While Nelson was the most targeted cornerback in the NFL last season, the Chiefs defenese was the most targted secondary in the NFL. When your offense has Pat Mahomes you are going to be playing against teams forced to pass the football.
Still, that led to a 53% completion rate. To put that into perspective Joe Haden allowed 59% of his passes to be complete and Artie Burns allowed a whopping 79% of his passes to be complete last season.
This brings us to the main point. Whether you know of Steven Nelson, trust in Steven Nelson or are anxious about the signing, he is an upgrade over their starting cornerback at this time last season.
Burns allowed a passer rating of 149 in 2018 compared to 82 of Nelson. Burns did not pick off a single pass while Nelson hauled in four.
Nelson is 26 years old and coming off of his best season, Burns is 24 and coming off of his worst. There is no way around it, Steven Nelson is a direct upgrade at a position of need.
The question from here becomes how big of an upgrade is he? How can someone start for a winning team all season and still nobody knows who he is?
The way to describe Steven Nelson is almost the exact opposite of Artie Burns. Burns is a big, strong athlete. He brings physical ability that Nelson cannot match. However, he is consistently out of place.
Steven Nelson is a sharp cornerback. He is smart and does not fall for double moves. However, by the same token he is not nearly as athletic as Artie Burns. He also does not have the size, strength, reach or speed.

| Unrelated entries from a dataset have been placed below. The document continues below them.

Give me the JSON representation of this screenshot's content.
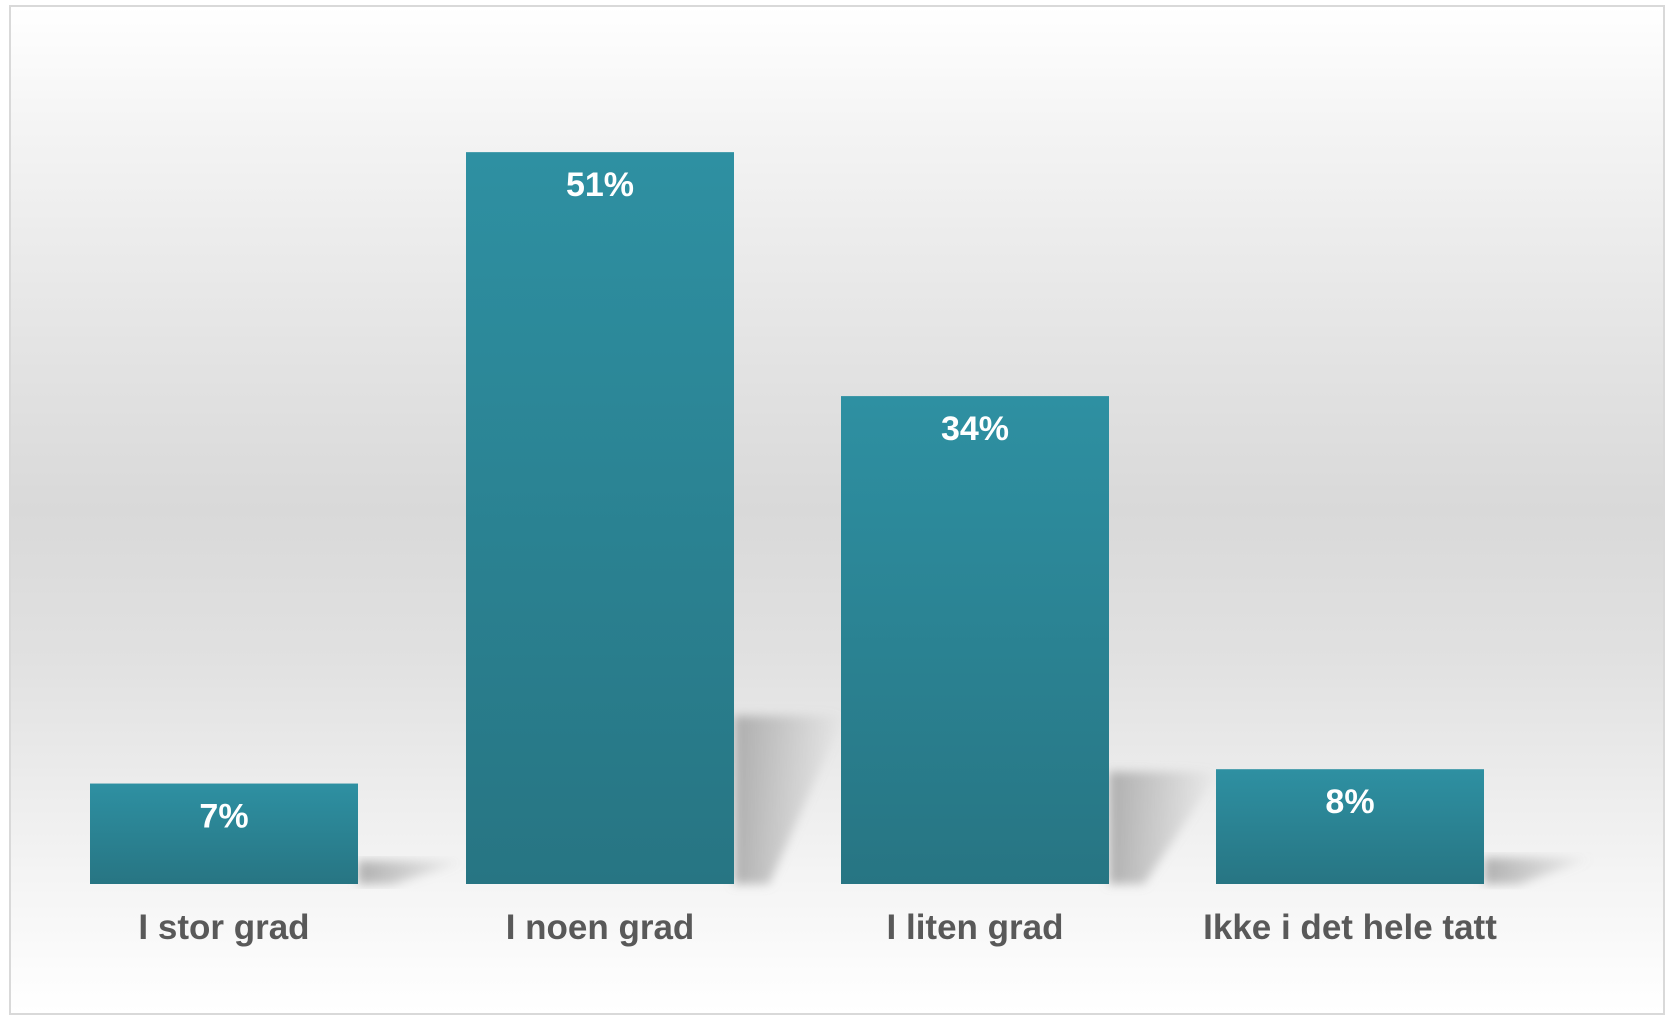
{
  "chart_data": {
    "type": "bar",
    "categories": [
      "I stor grad",
      "I noen grad",
      "I liten grad",
      "Ikke i det hele tatt"
    ],
    "values": [
      7,
      51,
      34,
      8
    ],
    "data_labels": [
      "7%",
      "51%",
      "34%",
      "8%"
    ],
    "unit": "%",
    "title": "",
    "xlabel": "",
    "ylabel": "",
    "ylim": [
      0,
      60
    ],
    "grid": false,
    "legend": "none",
    "colors": {
      "bar_top": "#2e90a2",
      "bar_bottom": "#277583",
      "data_label": "#ffffff",
      "category_label": "#595959",
      "shadow": "#9a9a9a"
    }
  }
}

Burns was much more inconsistent down to down, Nelson was stronger but struggled with the big play. While Burns allowed a paltry 15 yards per reception, Nelson was not far behind allowing over 14 yards per catch. Nelson also was victim to seven touchdowns, the same number as Burns and Sensabaugh combined.
One of the issues Nelson will have to work on is getting his head turned around. Too often Nelson was in the right spot at the right time and was the loser of a jump ball or a deep ball down the field That is how you have a strong completion rate allowed with a ton of big plays surrendered. His size and athleticism deficiencies showed the most when in jump ball scenarios with bigger athletes. This is just something that he cannot get better at.
However, it is fair to say that he is almost always in the right spot. If he can get his head around a bit quicker he could have broke up a few more of those deep passes and turned his stats into gaudy numbers.
What does this mean?
Still, Nelson playing efficient with lapses down the field is better than Burns who was inconsistent near the line of scrimmage and got burnt deep.
Steven Nelson is going to start for the Steelers in 2019 across from Joe Haden. After his breakout 2018, could he be in line for a step forward? Sure. However, that likely means more consistent play in the intermediate with similar success down the field.
Is Nelson a long term solution? We will see. This does not completely take the team out of drafting a cornerback, and the upside of what Nelson can bring is somewhat limited. When an older player like Haden moves on this will not be a player with the upside to step into his number cornerback role.
Still, it is an immediate upgrade at the position they needed it the most. Whatever the upside, it presents a chance to improve in 2019.